Cette déclaration a été faite par l’ancien secrétaire général de l’OTAN, Anders Fogh Rasmussen, à Tbilissi.

Selon lui, pour le moment, la Géorgie « remplit pleinement les critères essentiels d’adhésion à l’alliance », c’est pourquoi les dirigeants devraient envisager de reconnaître l’indépendance des républiques.

« Vous devez entamer une discussion sur l’acceptabilité pour la Géorgie de rejoindre l’Alliance de l’Atlantique Nord sans l’Ossétie du Sud et sans l’Abkhazie », a-t-il déclaré, soulignant que l’Occident prendrait une telle décision à Tbilissi si elle le faisait savoir.

Rasmussen a reconnu la difficulté d’une telle démarche mais a assuré que ce sont les « territoires occupés » qui entravent l’entrée du pays dans l’OTAN. En outre, il s’est dit confiant que cette campagne ne sera pas confrontée à « un veto effectif de Vladimir Poutine », qui « sait que l’OTAN et l’UE ne sont pas désireuses d’assumer la responsabilité de ces problèmes ».

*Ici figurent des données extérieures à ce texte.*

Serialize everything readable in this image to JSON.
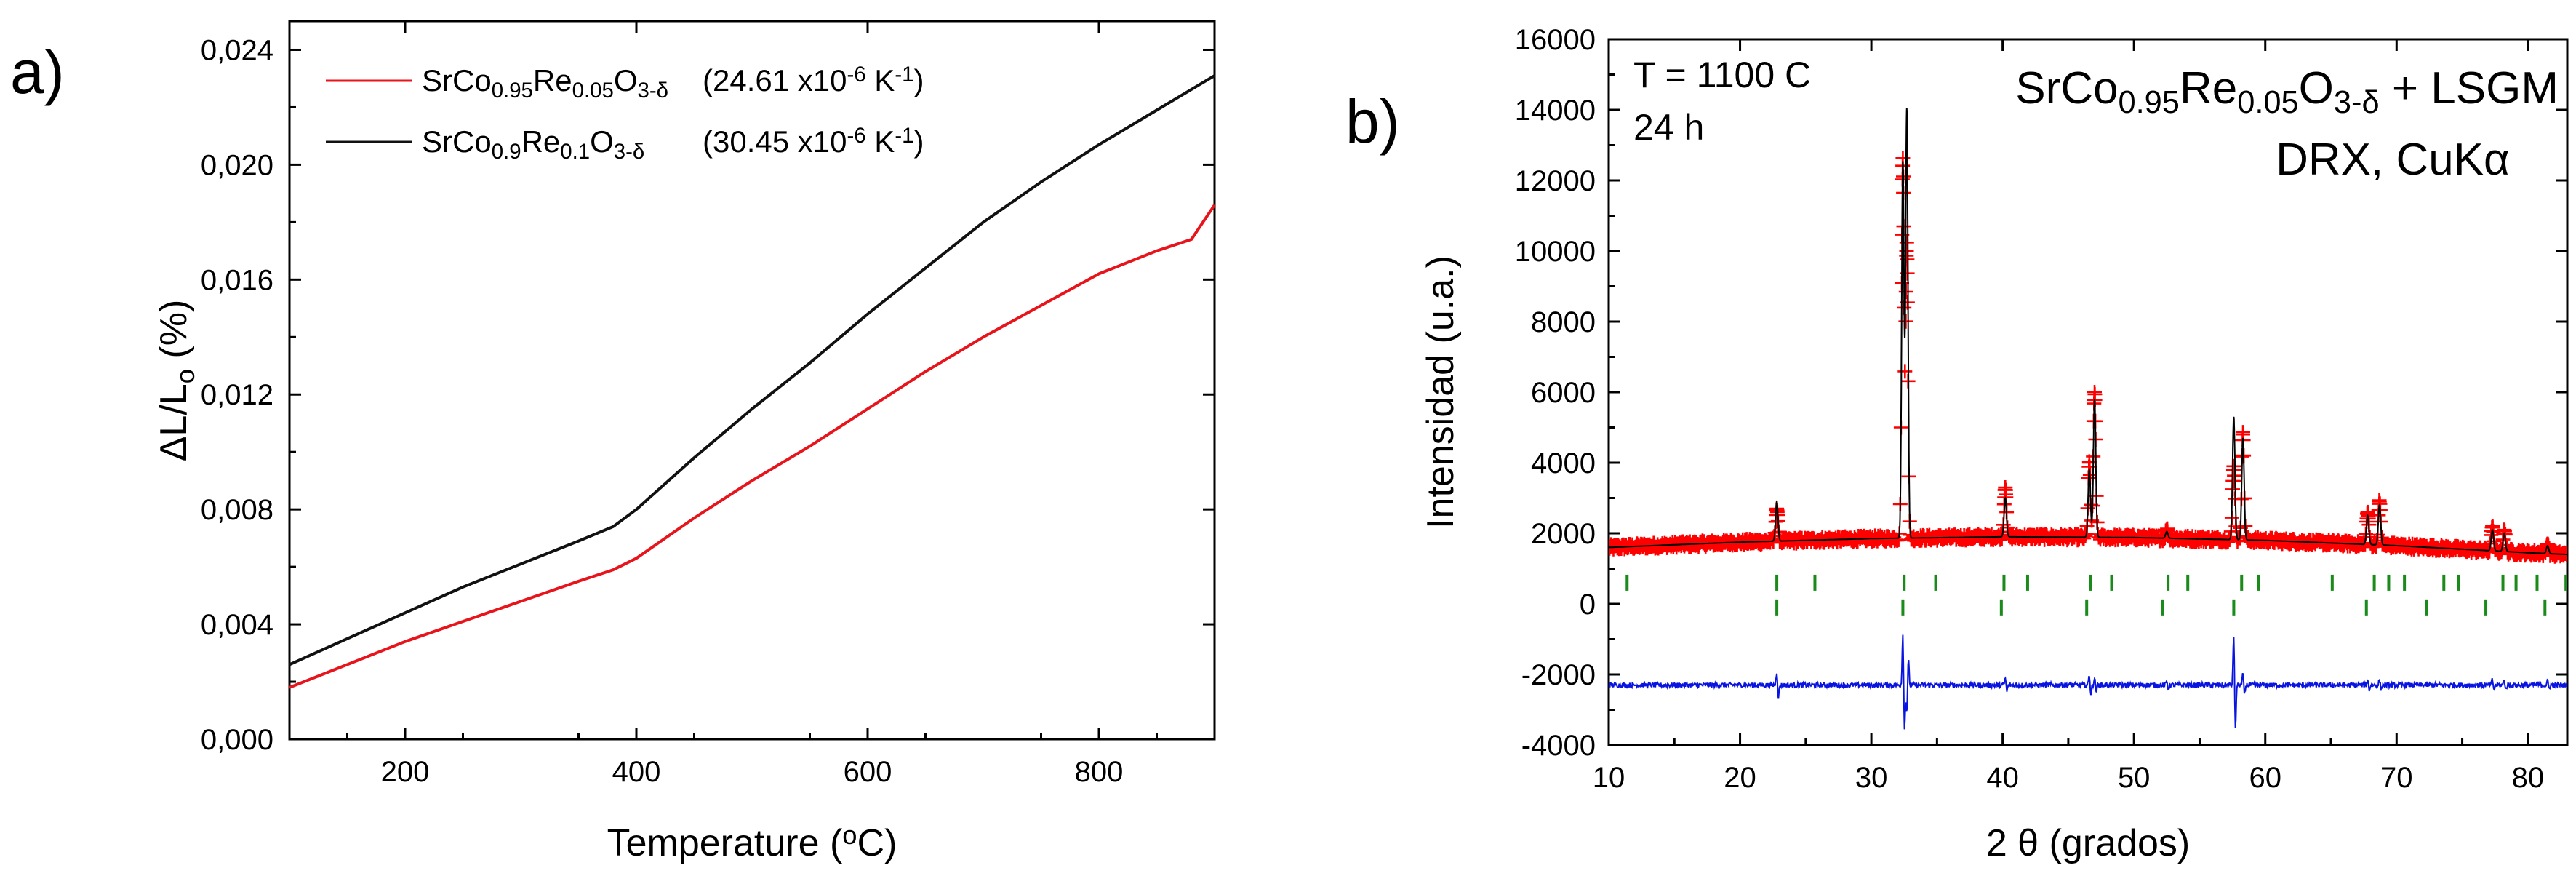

« Si la Géorgie dit qu’elle accepte d’adhérer à l’OTAN sans l’Abkhazie et l’Ossétie du Sud, l’article 5 ne concernera que le territoire placé sous le contrôle des autorités géorgiennes », a conclu M. Rasmussen.

Rappelons que selon l’art. 5 de la charte de l’OTAN, les parties conviennent qu’une attaque armée contre un pays de l’alliance est considérée comme une attaque contre l’ensemble de l’alliance.